Book Review: Instruments of Darkness

Imogen Robertson
Pamela Dorman Books, 2011
384 pages


This was one of those books I lucked into at the library while browsing the "new releases" shelves. Picked it up, read the flap, and added it to my stack. That's what's grand about libraries--getting to taste-test the wares at no cost.

And so here was this book that I'd never heard of by an author I'd never heard of, but once I picked it up, I couldn't put it down. It's always nice to find one of those kinds of books now and then.

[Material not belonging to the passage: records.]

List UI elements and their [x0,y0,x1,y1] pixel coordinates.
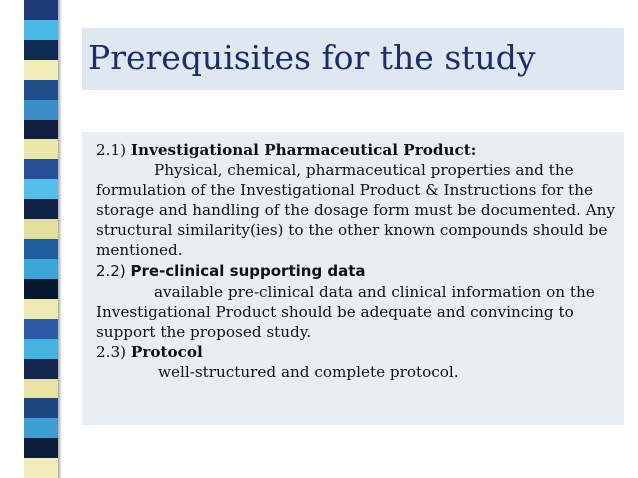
section-heading-2-1 [96,140,616,160]
strip-block [24,339,58,359]
slide-title: Prerequisites for the study [88,38,536,77]
strip-block [24,199,58,219]
strip-block [24,80,58,100]
section-number: 2.3) [96,343,127,361]
strip-block [24,379,58,399]
strip-block [24,359,58,379]
strip-block [24,120,58,140]
decorative-color-strip [24,0,58,478]
section-heading-2-3 [96,342,616,362]
strip-block [24,179,58,199]
section-heading-2-2 [96,260,616,282]
section-body: well-structured and complete protocol. [158,363,459,381]
strip-block [24,438,58,458]
strip-block [24,139,58,159]
strip-block [24,418,58,438]
strip-block [24,159,58,179]
strip-block [24,259,58,279]
strip-block [24,239,58,259]
strip-block [24,40,58,60]
strip-block [24,398,58,418]
strip-block [24,0,58,20]
strip-block [24,319,58,339]
section-number: 2.2) [96,262,126,280]
strip-block [24,299,58,319]
strip-block [24,219,58,239]
strip-block [24,279,58,299]
strip-block [24,458,58,478]
strip-block [24,60,58,80]
section-number: 2.1) [96,141,127,159]
strip-block [24,100,58,120]
section-title: Investigational Pharmaceutical Product: [130,141,477,159]
section-title: Pre-clinical supporting data [130,262,366,280]
section-body: available pre-clinical data and clinical information on the Investigational Product should be adequate and convincing to support the proposed study. [96,283,595,341]
strip-shadow [58,0,62,478]
section-title: Protocol [130,343,203,361]
section-body: Physical, chemical, pharmaceutical properties and the formulation of the Investigational Product & Instructions for the storage and handling of the dosage form must be documented. Any structural similarity(ies) to the other known compounds should be mentioned. [96,161,616,259]
slide-content [96,140,616,382]
strip-block [24,20,58,40]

The story is a sort of murder mystery set in 1780 England, a twisted rope made of three distinct strands: a series of murders in Sussex, another murder in London, and a dark past history of some of the characters involved. All very engaging, particularly for someone like me who (a) likes historical stories, (b) is an Anglophile, and (c) likes anything that smacks even distantly of Sherlock Holmes, which one of the chief characters certainly does. Indeed, I would say Robertson split the archetypical Holmes into two: a man with a scientific and methodical mind and a woman with an intelligent and inquisitive nature. Together they make a formidable crime-solving team. Maybe they could get their own TV series on the BBC.

While some of the story seemed obvious by the time the explanations began to trickle through, and the end of the book sways somewhat toward the Gothic in flavor, the whole of it is satisfying. Definitely worth the read.